Worker’s Cottage Interior Rehab
A former worker’s cottage in Fitzroy, Australia was turned into a small and sweet home with surprising features like multiple courtyards, exposed brick and a loft accessed by a ladder. Re-named The Dolls House by design studio Edwards Moore, the layout of the home was simplified and enhanced with charming little details throughout.
The volume of the home has been divided into three rooms. A small courtyard separates each area, putting the living room at the front, the kitchen/dining area in the middle, and a bedroom/bathroom in an extension at the back of the house.
The rough but sophisticated look of the home is what makes it so unique. There are walls with peeling plaster, exposing the brick beneath, sitting next to designer furniture and accessories.
The two courtyards receive large amounts of sunlight each day, brightening up the home and creating inviting spaces that are at once indoors and outdoors. The courtyards also serve to separate yet connect the different areas of the home.
To preserve part of the home’s heritage as a worker’s cottage, the architects decided to leave the street facade the way it was. It is the smallest house on the street, but once inside it is obvious that this tiny home has huge personality. The owner wanted an uncomplicated home, and he got just that with the stylishly rough and raw surfaces found throughout the house.
“The smallest house on the street, renovation of a workers cottage in Fitzroy Retaining the existing street frontage and primary living areas whilst fragmenting the building addition beyond.
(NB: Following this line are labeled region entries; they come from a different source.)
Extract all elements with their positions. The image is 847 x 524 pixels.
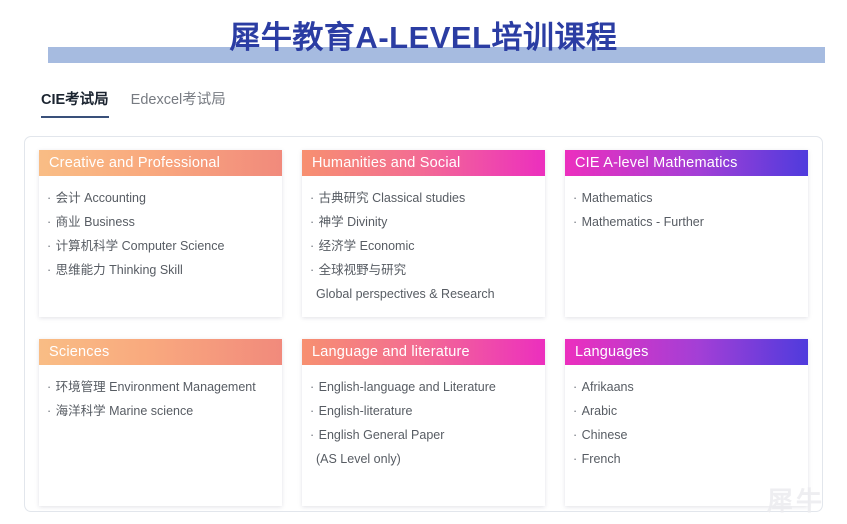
course-list-item-continuation: Global perspectives & Research <box>310 282 537 306</box>
course-list-item[interactable]: · English-literature <box>310 399 537 423</box>
courses-panel: Creative and Professional· 会计 Accounting… <box>24 136 823 512</box>
bullet-icon: · <box>47 404 55 418</box>
course-card[interactable]: Creative and Professional· 会计 Accounting… <box>39 150 282 317</box>
course-list-item-label: 神学 Divinity <box>319 215 388 229</box>
course-list-item-label: 古典研究 Classical studies <box>319 191 466 205</box>
course-list-item-label: Mathematics - Further <box>582 215 704 229</box>
course-list-item[interactable]: · English General Paper <box>310 423 537 447</box>
course-card-title: Sciences <box>39 339 282 365</box>
course-card-title: Language and literature <box>302 339 545 365</box>
bullet-icon: · <box>47 191 55 205</box>
course-list-item[interactable]: · 全球视野与研究 <box>310 258 537 282</box>
course-card[interactable]: Humanities and Social· 古典研究 Classical st… <box>302 150 545 317</box>
bullet-icon: · <box>310 215 318 229</box>
course-list-item[interactable]: · 经济学 Economic <box>310 234 537 258</box>
course-list-item-continuation: (AS Level only) <box>310 447 537 471</box>
tab-cie[interactable]: CIE考试局 <box>41 88 109 118</box>
course-list-item-label: 计算机科学 Computer Science <box>56 239 225 253</box>
tab-edexcel-label: Edexcel考试局 <box>131 92 226 108</box>
bullet-icon: · <box>573 452 581 466</box>
course-card-body: · Afrikaans· Arabic· Chinese· French <box>565 365 808 506</box>
course-card-title: Humanities and Social <box>302 150 545 176</box>
page-title: 犀牛教育A-LEVEL培训课程 <box>0 12 847 57</box>
bullet-icon: · <box>310 428 318 442</box>
course-card[interactable]: Languages· Afrikaans· Arabic· Chinese· F… <box>565 339 808 506</box>
course-list-item[interactable]: · French <box>573 447 800 471</box>
course-card[interactable]: CIE A-level Mathematics· Mathematics· Ma… <box>565 150 808 317</box>
course-list-item-label: English-literature <box>319 404 413 418</box>
course-list-item-label: Afrikaans <box>582 380 634 394</box>
course-list-item-label: Chinese <box>582 428 628 442</box>
course-list-item[interactable]: · Mathematics - Further <box>573 210 800 234</box>
bullet-icon: · <box>47 239 55 253</box>
course-list-item-label: 环境管理 Environment Management <box>56 380 256 394</box>
bullet-icon: · <box>573 215 581 229</box>
course-list-item-label: 商业 Business <box>56 215 135 229</box>
course-list-item-label: 思维能力 Thinking Skill <box>56 263 183 277</box>
course-list-item[interactable]: · Arabic <box>573 399 800 423</box>
exam-board-tabs: CIE考试局 Edexcel考试局 <box>41 88 226 118</box>
course-list-item-label: English-language and Literature <box>319 380 496 394</box>
bullet-icon: · <box>573 428 581 442</box>
bullet-icon: · <box>310 404 318 418</box>
course-card-body: · 古典研究 Classical studies· 神学 Divinity· 经… <box>302 176 545 317</box>
course-card-grid: Creative and Professional· 会计 Accounting… <box>39 150 809 506</box>
course-list-item[interactable]: · 会计 Accounting <box>47 186 274 210</box>
course-list-item-label: 全球视野与研究 <box>319 263 407 277</box>
bullet-icon: · <box>573 191 581 205</box>
course-list-item-label: French <box>582 452 621 466</box>
bullet-icon: · <box>573 404 581 418</box>
course-card[interactable]: Language and literature· English-languag… <box>302 339 545 506</box>
bullet-icon: · <box>310 380 318 394</box>
bullet-icon: · <box>47 380 55 394</box>
tab-edexcel[interactable]: Edexcel考试局 <box>131 88 226 118</box>
course-list-item[interactable]: · Chinese <box>573 423 800 447</box>
course-list-item-label: 会计 Accounting <box>56 191 146 205</box>
bullet-icon: · <box>47 215 55 229</box>
course-card-body: · Mathematics· Mathematics - Further <box>565 176 808 317</box>
course-list-item-label: Arabic <box>582 404 617 418</box>
course-list-item-label: 经济学 Economic <box>319 239 415 253</box>
course-list-item[interactable]: · 思维能力 Thinking Skill <box>47 258 274 282</box>
bullet-icon: · <box>47 263 55 277</box>
bullet-icon: · <box>573 380 581 394</box>
course-card-body: · English-language and Literature· Engli… <box>302 365 545 506</box>
course-list-item[interactable]: · 古典研究 Classical studies <box>310 186 537 210</box>
bullet-icon: · <box>310 239 318 253</box>
course-list-item[interactable]: · English-language and Literature <box>310 375 537 399</box>
course-card-title: Creative and Professional <box>39 150 282 176</box>
course-list-item[interactable]: · Afrikaans <box>573 375 800 399</box>
course-list-item-label: English General Paper <box>319 428 445 442</box>
tab-cie-label: CIE考试局 <box>41 92 109 108</box>
course-list-item[interactable]: · 计算机科学 Computer Science <box>47 234 274 258</box>
course-list-item[interactable]: · 海洋科学 Marine science <box>47 399 274 423</box>
bullet-icon: · <box>310 263 318 277</box>
course-list-item[interactable]: · 神学 Divinity <box>310 210 537 234</box>
course-card-body: · 环境管理 Environment Management· 海洋科学 Mari… <box>39 365 282 506</box>
course-list-item[interactable]: · 环境管理 Environment Management <box>47 375 274 399</box>
course-card-body: · 会计 Accounting· 商业 Business· 计算机科学 Comp… <box>39 176 282 317</box>
course-card-title: Languages <box>565 339 808 365</box>
course-list-item-label: Mathematics <box>582 191 653 205</box>
page-header: 犀牛教育A-LEVEL培训课程 <box>0 0 847 78</box>
course-card-title: CIE A-level Mathematics <box>565 150 808 176</box>
course-card[interactable]: Sciences· 环境管理 Environment Management· 海… <box>39 339 282 506</box>
course-list-item[interactable]: · 商业 Business <box>47 210 274 234</box>
course-list-item-label: 海洋科学 Marine science <box>56 404 194 418</box>
bullet-icon: · <box>310 191 318 205</box>
course-list-item[interactable]: · Mathematics <box>573 186 800 210</box>
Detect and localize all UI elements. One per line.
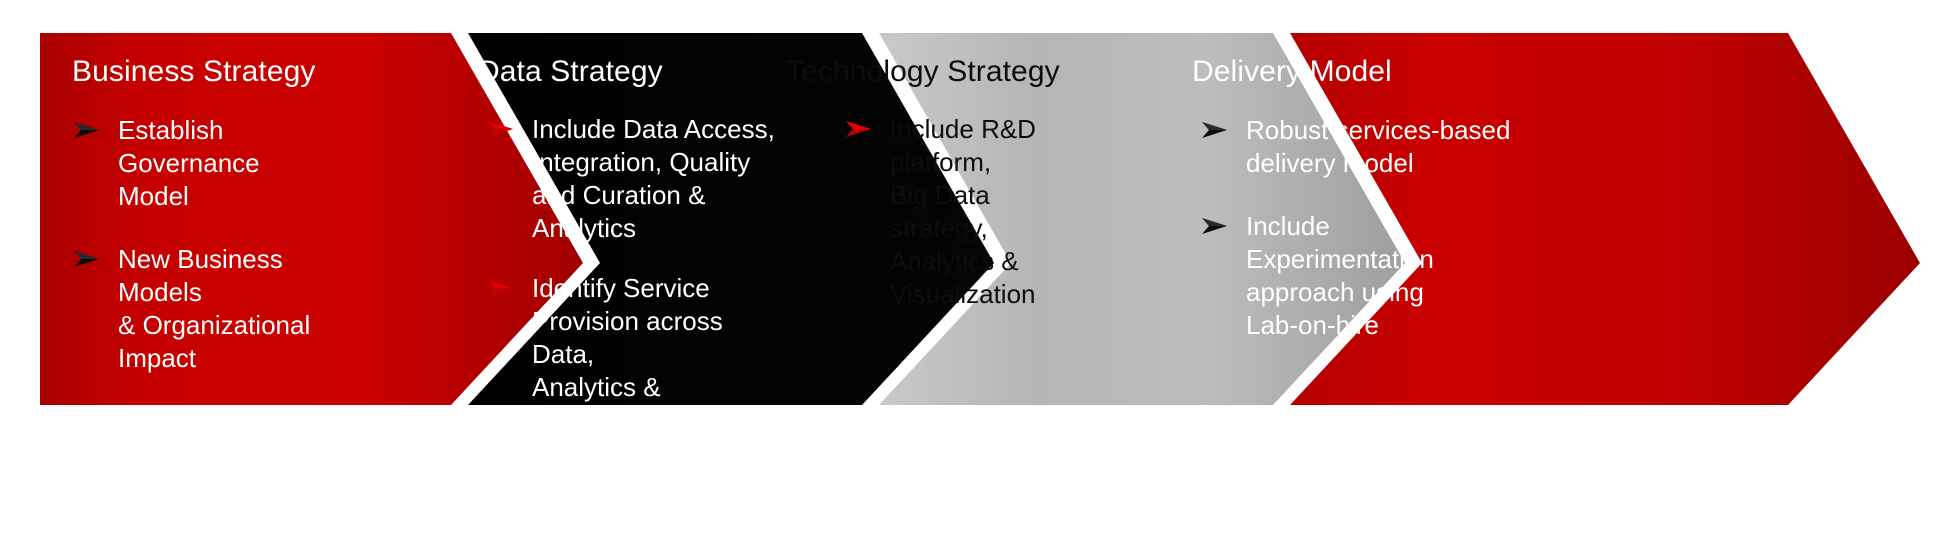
arrow-bullet-icon — [486, 116, 516, 142]
list-item-label: Include R&D platform, Big Data strategy,… — [890, 113, 1086, 311]
list-item[interactable]: New Business Models & Organizational Imp… — [72, 243, 372, 375]
list-item[interactable]: Include Experimentation approach using L… — [1200, 210, 1522, 342]
bullet-list-delivery-model: Robust services-based delivery model Inc… — [1200, 114, 1522, 342]
list-item[interactable]: Robust services-based delivery model — [1200, 114, 1522, 180]
stage-delivery-model[interactable]: Delivery Model Robust services-based del… — [1192, 55, 1522, 372]
bullet-list-data-strategy: Include Data Access, Integration, Qualit… — [486, 113, 778, 437]
list-item-label: Establish Governance Model — [118, 114, 372, 213]
arrow-bullet-icon — [72, 117, 102, 143]
stage-data-strategy[interactable]: Data Strategy Include Data Access, Integ… — [478, 55, 778, 464]
list-item-label: Include Data Access, Integration, Qualit… — [532, 113, 778, 245]
stage-title-data-strategy: Data Strategy — [478, 55, 778, 88]
arrow-bullet-icon — [72, 246, 102, 272]
list-item[interactable]: Include R&D platform, Big Data strategy,… — [844, 113, 1086, 311]
stage-title-technology-strategy: Technology Strategy — [786, 55, 1086, 88]
list-item-label: New Business Models & Organizational Imp… — [118, 243, 372, 375]
bullet-list-business-strategy: Establish Governance Model New Business … — [72, 114, 372, 375]
list-item-label: Include Experimentation approach using L… — [1246, 210, 1522, 342]
list-item[interactable]: Identify Service Provision across Data, … — [486, 272, 778, 437]
arrow-bullet-icon — [486, 275, 516, 301]
arrow-bullet-icon — [844, 116, 874, 142]
stage-title-business-strategy: Business Strategy — [72, 55, 372, 88]
stage-technology-strategy[interactable]: Technology Strategy Include R&D platform… — [786, 55, 1086, 338]
chevron-process-diagram: Business Strategy Establish Governance M… — [0, 0, 1956, 538]
arrow-bullet-icon — [1200, 213, 1230, 239]
list-item[interactable]: Include Data Access, Integration, Qualit… — [486, 113, 778, 245]
arrow-bullet-icon — [1200, 117, 1230, 143]
list-item[interactable]: Establish Governance Model — [72, 114, 372, 213]
stage-business-strategy[interactable]: Business Strategy Establish Governance M… — [72, 55, 372, 405]
list-item-label: Identify Service Provision across Data, … — [532, 272, 778, 437]
bullet-list-technology-strategy: Include R&D platform, Big Data strategy,… — [844, 113, 1086, 311]
list-item-label: Robust services-based delivery model — [1246, 114, 1522, 180]
stage-title-delivery-model: Delivery Model — [1192, 55, 1522, 88]
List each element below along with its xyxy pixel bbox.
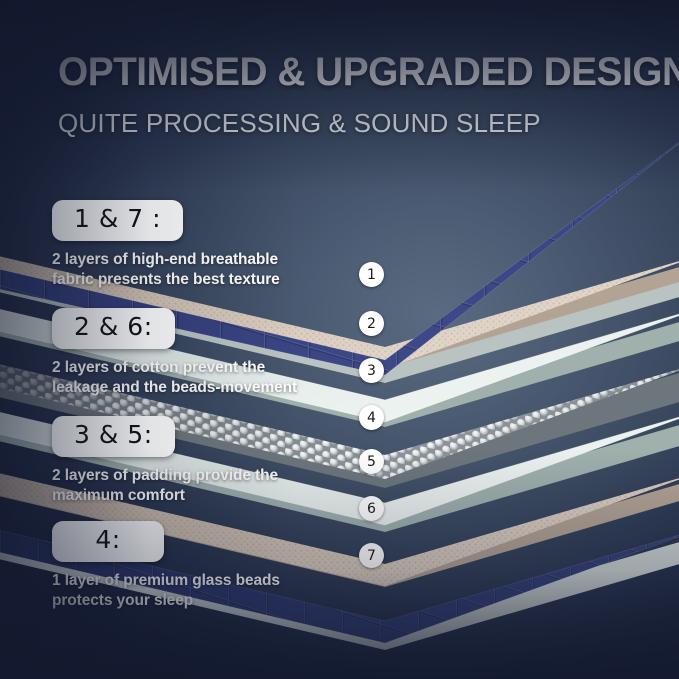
infographic-canvas: 1 2 3 4 5 6 7 OPTIMISED & UPGRADED DESIG… <box>0 0 679 679</box>
layer-badge-7: 7 <box>359 543 384 568</box>
layer-badge-4-label: 4 <box>367 410 376 426</box>
callout-1-description: 2 layers of high-end breathable fabric p… <box>52 250 314 291</box>
callout-2-badge-pill: 2 & 6: <box>52 308 175 349</box>
callout-4: 4: 1 layer of premium glass beads protec… <box>52 521 314 611</box>
callout-3-description: 2 layers of padding provide the maximum … <box>52 466 314 507</box>
callout-4-description: 1 layer of premium glass beads protects … <box>52 571 314 612</box>
callout-1-and-7: 1 & 7 : 2 layers of high-end breathable … <box>52 200 314 290</box>
layer-badge-7-label: 7 <box>367 548 376 564</box>
layer-badge-1: 1 <box>359 262 384 287</box>
callout-3-badge-pill: 3 & 5: <box>52 416 175 457</box>
callout-1-badge-label: 1 & 7 : <box>74 204 161 235</box>
callout-1-badge-pill: 1 & 7 : <box>52 200 183 241</box>
callout-2-description: 2 layers of cotton prevent the leakage a… <box>52 358 314 399</box>
layer-badge-5-label: 5 <box>367 454 376 470</box>
callout-2-badge-label: 2 & 6: <box>74 312 153 343</box>
layer-badge-2: 2 <box>359 311 384 336</box>
layer-badge-6-label: 6 <box>367 501 376 517</box>
layer-badge-3-label: 3 <box>367 363 376 379</box>
layer-badge-5: 5 <box>359 449 384 474</box>
callout-3-badge-label: 3 & 5: <box>74 420 153 451</box>
page-subtitle: QUITE PROCESSING & SOUND SLEEP <box>58 108 658 139</box>
callout-2-and-6: 2 & 6: 2 layers of cotton prevent the le… <box>52 308 314 398</box>
layer-badge-2-label: 2 <box>367 316 376 332</box>
header-block: OPTIMISED & UPGRADED DESIGN QUITE PROCES… <box>58 52 658 139</box>
layer-badge-3: 3 <box>359 358 384 383</box>
callout-4-badge-label: 4: <box>52 525 164 556</box>
layer-badge-6: 6 <box>359 496 384 521</box>
layer-badge-4: 4 <box>359 405 384 430</box>
page-title: OPTIMISED & UPGRADED DESIGN <box>58 52 640 92</box>
callout-4-badge-pill: 4: <box>52 521 164 562</box>
layer-badge-1-label: 1 <box>367 267 376 283</box>
callout-3-and-5: 3 & 5: 2 layers of padding provide the m… <box>52 416 314 506</box>
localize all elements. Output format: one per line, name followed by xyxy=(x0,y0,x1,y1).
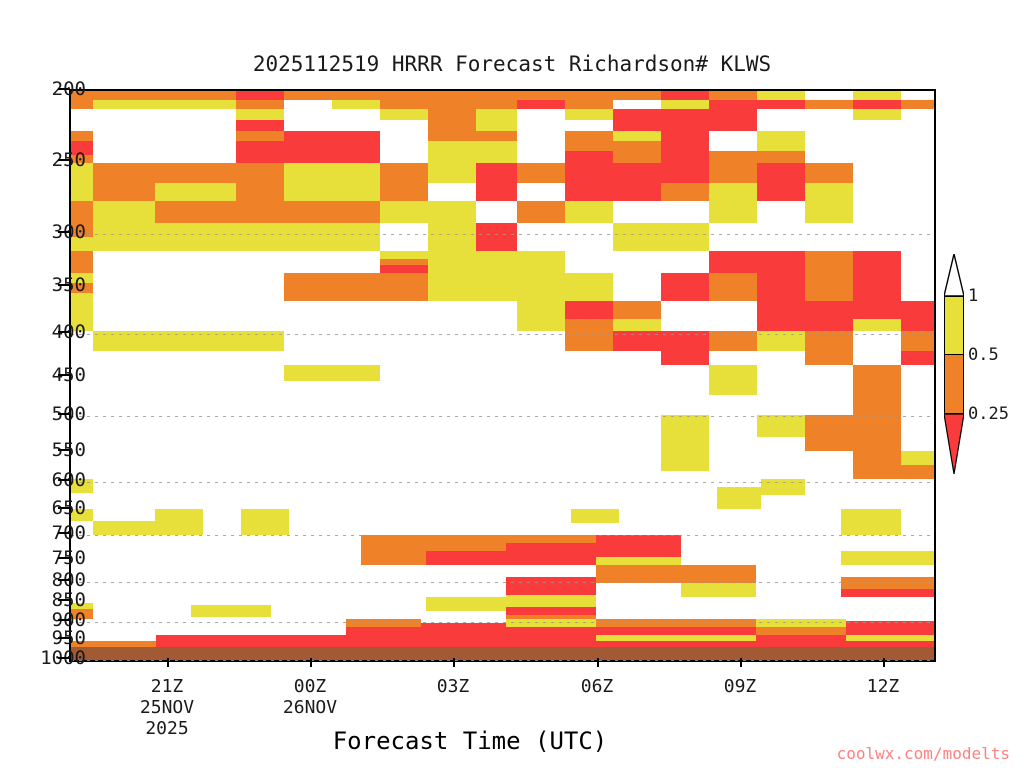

Creating courtyards which serve to separate yet connect the functions for living. A collection of raw and untreated finishes creating a grit that compliments the owners desire for an uncomplicated living arrangement.”
“Echoes of the homes history are reflected in discreetly choreographed gold panels located throughout the space. An abundance of natural light refracting off the all white interiors create a sense of the ethereal, an otherworldly environment hidden amongst the urban grain.”